Bovendien hebben de Lidstaten hun bevoegdheid inzake directe belastingen behouden, zelfs indien de Europese Gemeenschap in principe over samenwerkende bevoegdheid beschikt krachtens artikel 100 van het Verdrag. De Raad stelt inderdaad met eenparigheid van stemmen richtlijnen vast voor het nader tot elkaar brengen van de wettelijke en bestuursrechtelijke bepalingen van de Lidstaten die rechtstreeks van invloed zijn op de instelling of de werking van de gemeenschappelijke markt. Tot nu toe werd deze samenwerkende bevoegdheid slechts op zeer beperkte wijze toegepast. De richtlijnen, bepaald door de Raad, hebben enkel betrekking op de verrichtingen tussen inwoners van verschillende Lidstaten; de betrekkingen tussen Lidstaten en derde Staten worden niet of slechts nauwelijks beoogd.
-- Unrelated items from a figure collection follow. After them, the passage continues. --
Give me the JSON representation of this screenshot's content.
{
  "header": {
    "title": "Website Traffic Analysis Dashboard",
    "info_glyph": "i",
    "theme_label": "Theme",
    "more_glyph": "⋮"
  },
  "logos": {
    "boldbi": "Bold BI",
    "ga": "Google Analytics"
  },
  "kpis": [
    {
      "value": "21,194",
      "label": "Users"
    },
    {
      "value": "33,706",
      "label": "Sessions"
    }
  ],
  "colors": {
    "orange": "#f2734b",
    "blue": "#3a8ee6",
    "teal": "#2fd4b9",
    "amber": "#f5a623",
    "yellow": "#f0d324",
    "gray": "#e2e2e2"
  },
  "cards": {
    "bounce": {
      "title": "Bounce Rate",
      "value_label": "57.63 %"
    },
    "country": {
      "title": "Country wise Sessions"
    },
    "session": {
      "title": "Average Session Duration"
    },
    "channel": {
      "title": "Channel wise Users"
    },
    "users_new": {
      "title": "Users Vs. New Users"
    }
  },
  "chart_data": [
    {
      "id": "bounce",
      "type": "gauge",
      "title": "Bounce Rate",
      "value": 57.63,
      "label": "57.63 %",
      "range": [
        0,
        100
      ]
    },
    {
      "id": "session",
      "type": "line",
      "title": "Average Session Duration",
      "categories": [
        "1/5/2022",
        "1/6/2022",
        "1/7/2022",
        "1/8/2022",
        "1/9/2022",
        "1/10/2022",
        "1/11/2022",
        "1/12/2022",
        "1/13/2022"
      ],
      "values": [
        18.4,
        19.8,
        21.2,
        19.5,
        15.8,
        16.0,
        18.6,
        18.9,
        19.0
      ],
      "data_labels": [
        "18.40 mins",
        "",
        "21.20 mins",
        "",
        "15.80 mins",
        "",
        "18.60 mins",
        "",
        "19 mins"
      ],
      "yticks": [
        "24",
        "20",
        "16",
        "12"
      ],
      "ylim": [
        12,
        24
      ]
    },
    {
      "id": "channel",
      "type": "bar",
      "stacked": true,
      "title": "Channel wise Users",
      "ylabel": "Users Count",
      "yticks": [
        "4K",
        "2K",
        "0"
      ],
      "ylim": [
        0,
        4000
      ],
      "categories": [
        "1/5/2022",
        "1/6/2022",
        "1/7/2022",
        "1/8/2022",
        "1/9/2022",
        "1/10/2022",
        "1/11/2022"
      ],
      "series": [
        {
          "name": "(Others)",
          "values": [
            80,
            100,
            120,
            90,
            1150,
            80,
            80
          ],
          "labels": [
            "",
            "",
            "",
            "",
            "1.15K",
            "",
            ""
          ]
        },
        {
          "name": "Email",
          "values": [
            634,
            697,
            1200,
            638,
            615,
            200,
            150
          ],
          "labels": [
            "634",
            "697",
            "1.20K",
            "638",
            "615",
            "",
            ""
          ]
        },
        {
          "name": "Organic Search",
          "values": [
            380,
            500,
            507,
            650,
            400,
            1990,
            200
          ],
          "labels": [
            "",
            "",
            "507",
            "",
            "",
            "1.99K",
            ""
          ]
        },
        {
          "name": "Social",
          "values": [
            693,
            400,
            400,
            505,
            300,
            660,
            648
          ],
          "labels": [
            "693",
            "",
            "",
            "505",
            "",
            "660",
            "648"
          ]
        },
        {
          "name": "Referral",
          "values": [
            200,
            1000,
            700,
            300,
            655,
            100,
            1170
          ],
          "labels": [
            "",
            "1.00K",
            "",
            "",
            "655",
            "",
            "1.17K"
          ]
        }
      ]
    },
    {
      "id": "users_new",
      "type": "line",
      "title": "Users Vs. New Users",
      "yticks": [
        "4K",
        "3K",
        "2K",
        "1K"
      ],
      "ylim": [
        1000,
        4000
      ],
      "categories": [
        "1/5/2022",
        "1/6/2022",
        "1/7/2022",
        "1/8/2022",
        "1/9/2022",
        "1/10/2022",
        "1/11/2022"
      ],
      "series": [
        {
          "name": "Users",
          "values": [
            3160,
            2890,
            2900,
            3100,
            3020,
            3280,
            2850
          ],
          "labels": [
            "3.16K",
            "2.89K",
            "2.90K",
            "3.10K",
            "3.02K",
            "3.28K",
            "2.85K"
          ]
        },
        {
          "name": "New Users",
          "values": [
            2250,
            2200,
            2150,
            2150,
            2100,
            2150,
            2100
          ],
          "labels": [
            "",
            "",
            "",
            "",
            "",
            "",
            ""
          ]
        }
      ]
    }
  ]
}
In de huidige Europese juridische context is de bevoegdheid van de Lidstaten inzake het sluiten van overeenkomsten tot het vermijden van dubbele belasting met derde Staten derhalve volledig blijven bestaan.

C. Technische bepalingen

Alhoewel Ecuador geen lid is van de OESO, volgt de Overeenkomst grotendeels het modelverdrag dat door deze internationale organisatie werd opgesteld.

De belangrijkste punten zijn de volgende :

a) Definitie van België en Ecuador [artikel 3, § 1, a)]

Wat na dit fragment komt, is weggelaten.